Growing Through Discomfort

Growing Through Discomfort
A few years ago, I had to go to physical therapy for a time because of a shoulder issue. At my initial evaluation we did things to assess my flexibility and strength and I answered questions about how my current condition was limiting my ability to perform all sorts of day-to-day tasks. Toward the end of that hour the physical therapist looked me in the eye and said these words: “You’re not going to like coming in here. For a long time you’ve been compensating to avoid the pain that comes from aggravating your injury. Unfortunately, this isn’t allowing you to experience the discomfort you need for your body to heal itself. We’re going to make you do what causes that discomfort over and over since that’s the only way we can get your shoulder healthy again.” Then she sent me on my way with my (rather uncomfortable) exercises to do at home and some follow-up appointments.
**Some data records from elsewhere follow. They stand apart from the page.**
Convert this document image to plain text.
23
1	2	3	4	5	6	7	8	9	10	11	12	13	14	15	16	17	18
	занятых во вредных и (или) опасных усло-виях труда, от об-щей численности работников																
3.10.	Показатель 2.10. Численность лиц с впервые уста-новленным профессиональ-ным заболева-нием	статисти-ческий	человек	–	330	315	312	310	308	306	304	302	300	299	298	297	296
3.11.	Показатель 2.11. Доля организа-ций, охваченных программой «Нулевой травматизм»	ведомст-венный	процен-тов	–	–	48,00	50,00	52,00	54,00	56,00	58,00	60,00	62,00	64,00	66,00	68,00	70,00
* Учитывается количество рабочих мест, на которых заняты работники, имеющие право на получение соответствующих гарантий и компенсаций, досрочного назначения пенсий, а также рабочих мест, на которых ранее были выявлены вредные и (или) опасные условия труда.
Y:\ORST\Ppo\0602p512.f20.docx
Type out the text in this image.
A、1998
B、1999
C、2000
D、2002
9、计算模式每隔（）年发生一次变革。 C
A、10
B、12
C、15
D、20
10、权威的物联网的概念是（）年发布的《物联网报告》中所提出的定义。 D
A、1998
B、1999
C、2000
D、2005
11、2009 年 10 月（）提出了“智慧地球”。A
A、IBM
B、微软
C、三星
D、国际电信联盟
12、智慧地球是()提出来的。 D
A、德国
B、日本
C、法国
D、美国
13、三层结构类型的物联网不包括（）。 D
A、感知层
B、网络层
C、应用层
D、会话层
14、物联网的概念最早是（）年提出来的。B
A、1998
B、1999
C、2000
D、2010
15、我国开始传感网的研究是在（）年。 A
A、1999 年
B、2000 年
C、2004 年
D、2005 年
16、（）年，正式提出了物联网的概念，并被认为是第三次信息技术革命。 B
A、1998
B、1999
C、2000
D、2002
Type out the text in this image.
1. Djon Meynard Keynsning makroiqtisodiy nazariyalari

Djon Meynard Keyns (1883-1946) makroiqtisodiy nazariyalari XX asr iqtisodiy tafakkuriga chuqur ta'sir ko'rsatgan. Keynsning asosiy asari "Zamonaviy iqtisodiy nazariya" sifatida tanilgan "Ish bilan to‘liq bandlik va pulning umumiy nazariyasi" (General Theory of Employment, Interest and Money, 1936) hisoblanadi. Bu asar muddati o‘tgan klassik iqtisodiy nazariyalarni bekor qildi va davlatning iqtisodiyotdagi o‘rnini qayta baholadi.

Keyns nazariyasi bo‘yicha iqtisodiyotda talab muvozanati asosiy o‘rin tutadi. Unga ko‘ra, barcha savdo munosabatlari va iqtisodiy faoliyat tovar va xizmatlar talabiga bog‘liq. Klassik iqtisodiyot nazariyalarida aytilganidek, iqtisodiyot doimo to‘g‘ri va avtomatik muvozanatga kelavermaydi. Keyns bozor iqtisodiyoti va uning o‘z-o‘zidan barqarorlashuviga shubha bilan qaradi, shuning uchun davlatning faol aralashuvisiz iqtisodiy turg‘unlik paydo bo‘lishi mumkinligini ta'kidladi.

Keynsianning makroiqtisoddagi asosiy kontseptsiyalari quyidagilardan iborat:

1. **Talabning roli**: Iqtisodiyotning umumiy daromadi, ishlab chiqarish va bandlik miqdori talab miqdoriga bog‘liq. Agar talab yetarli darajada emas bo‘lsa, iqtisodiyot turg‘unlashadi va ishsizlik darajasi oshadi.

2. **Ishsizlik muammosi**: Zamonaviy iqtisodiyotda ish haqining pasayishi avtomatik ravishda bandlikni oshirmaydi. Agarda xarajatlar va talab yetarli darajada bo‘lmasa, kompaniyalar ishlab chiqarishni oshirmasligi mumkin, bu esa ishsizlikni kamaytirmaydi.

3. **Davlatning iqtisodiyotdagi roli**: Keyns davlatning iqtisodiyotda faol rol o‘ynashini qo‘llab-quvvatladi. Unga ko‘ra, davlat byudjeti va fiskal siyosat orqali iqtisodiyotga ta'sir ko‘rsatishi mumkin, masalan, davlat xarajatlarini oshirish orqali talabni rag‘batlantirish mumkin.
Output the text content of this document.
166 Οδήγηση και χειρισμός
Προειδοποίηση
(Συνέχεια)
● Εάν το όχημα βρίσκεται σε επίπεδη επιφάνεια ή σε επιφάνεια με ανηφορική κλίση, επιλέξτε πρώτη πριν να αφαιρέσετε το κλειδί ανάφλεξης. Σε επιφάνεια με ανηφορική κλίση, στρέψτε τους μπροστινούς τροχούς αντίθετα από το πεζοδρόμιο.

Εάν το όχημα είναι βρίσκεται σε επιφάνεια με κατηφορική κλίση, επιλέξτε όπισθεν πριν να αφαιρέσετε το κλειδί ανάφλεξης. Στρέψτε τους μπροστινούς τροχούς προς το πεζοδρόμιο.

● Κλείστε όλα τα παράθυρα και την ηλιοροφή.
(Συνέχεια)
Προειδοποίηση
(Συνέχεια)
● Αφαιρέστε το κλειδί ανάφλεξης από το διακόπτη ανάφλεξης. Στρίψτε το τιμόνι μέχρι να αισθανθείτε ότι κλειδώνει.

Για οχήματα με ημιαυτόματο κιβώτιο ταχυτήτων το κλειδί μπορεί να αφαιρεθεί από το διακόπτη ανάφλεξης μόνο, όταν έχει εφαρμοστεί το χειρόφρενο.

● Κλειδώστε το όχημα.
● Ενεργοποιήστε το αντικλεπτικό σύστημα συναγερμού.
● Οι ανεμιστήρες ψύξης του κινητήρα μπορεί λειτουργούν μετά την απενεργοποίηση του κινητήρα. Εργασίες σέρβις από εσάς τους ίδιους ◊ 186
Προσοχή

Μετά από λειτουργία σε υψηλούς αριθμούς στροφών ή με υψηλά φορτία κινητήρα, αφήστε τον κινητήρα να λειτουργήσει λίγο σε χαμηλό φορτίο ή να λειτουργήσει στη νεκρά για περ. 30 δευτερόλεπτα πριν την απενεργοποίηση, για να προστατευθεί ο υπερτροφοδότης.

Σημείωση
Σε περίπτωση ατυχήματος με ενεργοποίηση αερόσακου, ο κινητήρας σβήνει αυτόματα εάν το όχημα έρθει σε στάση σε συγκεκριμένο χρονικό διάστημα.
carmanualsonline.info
As I walked out to my car, I was struck by how a similar disclaimer might be appropriate when I meet a client for the first time since a lot of what applies to our physical bodies applies to our emotional selves as well. It’s only natural – without thinking about it at all we spend our days trying to avoid pain and find pleasure where we can. Unfortunately, and too often, this results in avoiding rather than embracing that difficult but ultimately healing conversation. It leads to engaging in our favorite numbing behaviors at the first hint of trouble rather than sitting with our challenging emotions long enough to determine a cause and respond in a more strategic way that addresses the root issue. And it makes it so hard to avoid the addictive dopamine hit of that short term pleasurable activity we know isn’t doing us any favors in the long run, even when there is a longer-term project that is far more gratifying, healthy, and uplifting.


Often it’s my job as an LMFT to do the emotional version of physical therapy – to give a young person self-regulation skills to resist sliding back into the comfort of an old addiction. It’s to guide a couple right into the conversation that gives them both a pit in the stomach. And it’s walking with someone down a hard path of making peace with a grief decades old while we find a way to make a more satisfying life today. It’s difficult at times, and we go through a lot of tissues along the way. Yet every day I’m grateful for the opportunity to be a part of someone’s healing journey – especially when it gets uncomfortable – because that’s where growth really takes place. I know this is the case because my shoulder is a lot more functional today than it was 4 years ago.